Question

I have the following piece of code:

    public void AddHash( int val )
    {
        m_Hash ^= (val & 0x3FFFFFF);
        m_Hash ^= (val >> 26) & 0x3F;
    }

I would like very much to know what the heck it does, but I would be satisfied to know how to build a bool HasHash( int val ) that tells me whether m_Hash has that number or not...

something like this?

    public bool HasHash( int val )
    {
        return (m_Hash & val) == 0;
    }
Was it helpful?

Solution

EDIT to fix the bug that @schnaader found: What it does? This code probably wants to rotate val leftwards (clockwise) by 6 bits and form the ones-complement sum (edit: not the product, as I'd said before) -- the xor -- of that rotated value and the current value of m_Hash to yield a new m_Hash. That new m_Hash will be used the next time AddHash( ) is called.

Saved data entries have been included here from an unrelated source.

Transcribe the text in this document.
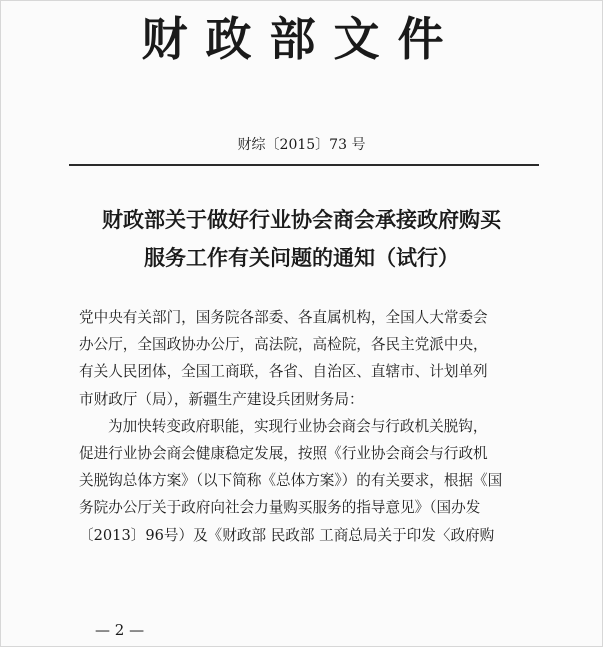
财政部文件
财综〔2015〕73 号
财政部关于做好行业协会商会承接政府购买
服务工作有关问题的通知（试行）
党中央有关部门，国务院各部委、各直属机构，全国人大常委会
办公厅，全国政协办公厅，高法院，高检院，各民主党派中央，
有关人民团体，全国工商联，各省、自治区、直辖市、计划单列
市财政厅（局），新疆生产建设兵团财务局：
为加快转变政府职能，实现行业协会商会与行政机关脱钩，
促进行业协会商会健康稳定发展，按照《行业协会商会与行政机
关脱钩总体方案》（以下简称《总体方案》）的有关要求，根据《国
务院办公厅关于政府向社会力量购买服务的指导意见》（国办发
〔2013〕96号）及《财政部 民政部 工商总局关于印发〈政府购
— 2 —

However, the code as written has a bug: it rotates only the high-order 6 bits of val leftwards, leaving in place the low-order 26 bits of val. The code then xors together three values:

  1. the new low-order (old high-order) 6 bits of val;
  2. the original, unshifted low-order 26 bits of val; and
  3. the current value of m_Hash

leaving the result in m_Hash.

How does it do it? You can just map it out and emulate it:

  1. val & 0x3FFFFFF means extract the low-order 26 bits of val.
  2. xor those 26 bits with the current value of m_Hash

  3. now shift val rightwards such that the low-order 26 bits drop off the low-order end, leaving what used to be the high-order 6 bits of val in the low-order 6 bits of val.

  4. Mask with 0x3f to extract only those low-order 6 bits (in case some extraneous bits got shifted into the high order part of val).
  5. xor those low-order 6 bits with the current value of m_Hash to give the new m_Hash.

You know that rotating and exclusive-oring are common operations in calculating a hash.

EDIT: @schnaader pointed out the bug in the original code: that code forgot to do the other leg of the rotate: shifting the low-order 26 bits left by 6. To fix that, the code should read something like:

public void AddHash( int val )
{
  m_Hash ^= ((val & 0x3FFFFFF) << 6);
  m_Hash ^= (val >> 26) & 0x3F;
}

As to your HasHash( ) function: you should know that saying

return (m_Hash & val) == 0;

will return TRUE under many conditions, including some you might not want. For example, the function will return TRUE if m_Hash == 0xC0 and val == 0x03.

OTHER TIPS

What the code does

It takes the last 26 bits of val and combines it with m_Hash using XOR. After that, it combines this with the first 6 bits of val. So an integer with 32 bits length will be reduced to 26 bits. According to the pigeonhole principle, this is not reversible.

HasHash function

So you won't be able to create a HasHash function even if you only called AddHash just once, because multiple input values in val will result in the same m_hash value.